Appendix D — Some R functions you should avoid

R is very useful, but there are some R functions that are no longer the best way to get particular things done. Some of these have negative side-effects or can cause other problems. Fortunately, in every case there is a newer function that does the same thing better. Use this guide to help you avoid getting trapped by an obsolete R function.

The R language is 31 years old and has developed substantially over that time. Lots of people need to run R code that was written some time ago, and so may use functions that are now obsolete. To ensure backwards compatibility with old code, new versions of R typically do not remove obsolete functions, but just provide new functions as alternatives. This means old R code will still run, but also means people writing new R code need to know which obsolete R functions to avoid.

Avoid attach()

What it does
Allows you to refer to each column in a dataset as if it were a separate object.
Why you should avoid it
Once your code includes more than one object containing data (which code almost always does), it becomes very difficult to keep track of which dataset a particular function is using. The version of each column loaded by attach() also doesn’t update when you make changes to the dataset as you wrangle your data. Find out more about why using attach() is usually a bad idea.
What to do instead
Explicitly refer to the dataset you want to use when you call each function (this is the way most code is written in any case). Modelling functions such as lm() and glm() have a data = argument you can use for this purpose. If you need to extract a column from a dataset, use pull() from the dplyr package.

Avoid setwd()

What it does
Sets the working directory for your R session, which tells R where to look for any data files you try to load, and where to save any output files to.
Why you should avoid it
The way setwd() works means that your code will break as soon as you share the file with someone else or move to a new computer. It also makes it easy to end up with files in the wrong place if you cut-and-paste code from one script to another. Find out more about why using setwd() is generally a bad idea.
What to do instead
Create an RStudio Project for each analytical project you work on. RStudio will manage where files should go relative to the directory you save the project in. You can learn more about RStudio Projects in Section 5.2. You can also use the here package to specify where you want files to be stored.

Avoid rm(list = ls())

What it does
Deletes all the R objects you have created during your R session (also called clearing the environment).
Why you should avoid it
Sometimes it’s useful to clear your environment, for example when you want to start working on a new piece of analysis. However, if you include rm(list = ls()) in your R scripts then you might accidentally delete everything when you don’t want to. Worse, if you share your code with someone else and they run it, this line of code will delete everything they were already working on. Find out more about why rm(list = ls()) is always a bad idea, and sometimes a dangerous one.
What to do instead
When you want to clear the R environment, do it by restarting R: click the Session menu in RStudio then click Restart R.

Avoid subset()

What it does
Extracts some rows and/or columns from a dataset.
Why you should avoid it
subset() isn’t bad, but filter() and select() from the dplyr package perform the same tasks better. In particular, subset() doesn’t understand grouped datasets (filter() does), and subset() sometimes changes the types of columns in datasets. Find out more about subset() vs filter() and select().
What to do instead
Use the filter() and select() functions from the dplyr package (Chapter 3).

Avoid %>%

What it does
Pipes the result of one function to another, e.g. runif(100) %>% mean().
Why you should avoid it
%>% (from the magrittr package) is very useful, but it has been replaced by the |> that does the same thing in almost all circumstances, is easier to type, and doesn’t require you to load the magrittr package.
What to do instead
In most cases it’s better to use the |> pipe, although the differences between them are not large. Find out more about the differences between %>% and |>.
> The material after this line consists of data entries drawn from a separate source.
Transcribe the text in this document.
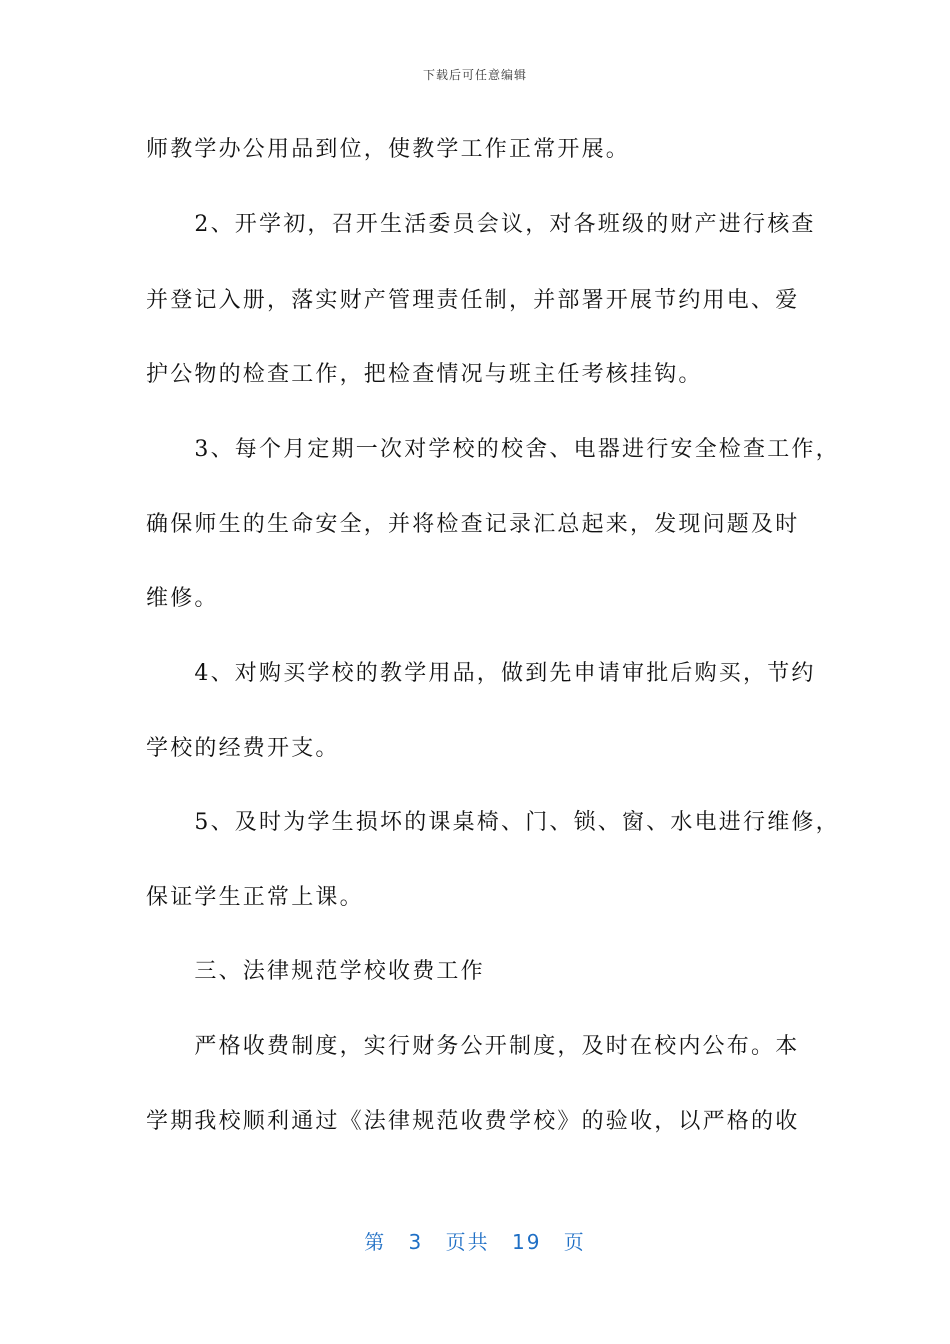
下载后可任意编辑
师教学办公用品到位，使教学工作正常开展。
　　2、开学初，召开生活委员会议，对各班级的财产进行核查
并登记入册，落实财产管理责任制，并部署开展节约用电、爱
护公物的检查工作，把检查情况与班主任考核挂钩。
　　3、每个月定期一次对学校的校舍、电器进行安全检查工作，
确保师生的生命安全，并将检查记录汇总起来，发现问题及时
维修。
　　4、对购买学校的教学用品，做到先申请审批后购买，节约
学校的经费开支。
　　5、及时为学生损坏的课桌椅、门、锁、窗、水电进行维修，
保证学生正常上课。
　　三、法律规范学校收费工作
　　严格收费制度，实行财务公开制度，及时在校内公布。本
学期我校顺利通过《法律规范收费学校》的验收，以严格的收
第 3 页共 19 页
Avoid as.numeric() for converting character values to numbers

What it does
as.numeric(), as.double() and as.integer() convert non-numeric values to numbers.
Why you should avoid it
These functions are commonly used either to convert numbers that have been stored as text to numeric values, or to convert factors to numeric values. The problem is that converting factors to numeric values is (to quote the R documentation for as.numeric()) “often meaningless as it may not correspond to the factor levels”. Meanwhile as.numeric() fails to convert numbers stored as text to numeric values if the text also includes non-numbers. For example, as.numeric("$1") returns a NA. Note, though, that as.numeric() is useful for converting non-character values to numbers, e.g. using as.numeric(TRUE) to convert TRUE/FALSE values to 1/0.
What to do instead
To extract numbers from text and store them as a numeric value, use the parse_number() function from the readr package. This is able to handle text that includes non-numeric characters, e.g. parse_number("$1") returns the value 1 rather than a missing value.

Avoid ifelse()

What it does
ifelse() returns one of two specified values depending on whether a particular criterion is true or false.
Why you should avoid it
The job ifelse() does is important, but ifelse() doesn’t handle missing values very well and sometimes silently converts variables to a different type of value (which can cause hard-to-detect errors later in your code).
What to do instead
The if_else() (note the underscore) function from the dplyr package does the same job as ifelse() but is better at handling missing values and doesn’t convert variables to different types.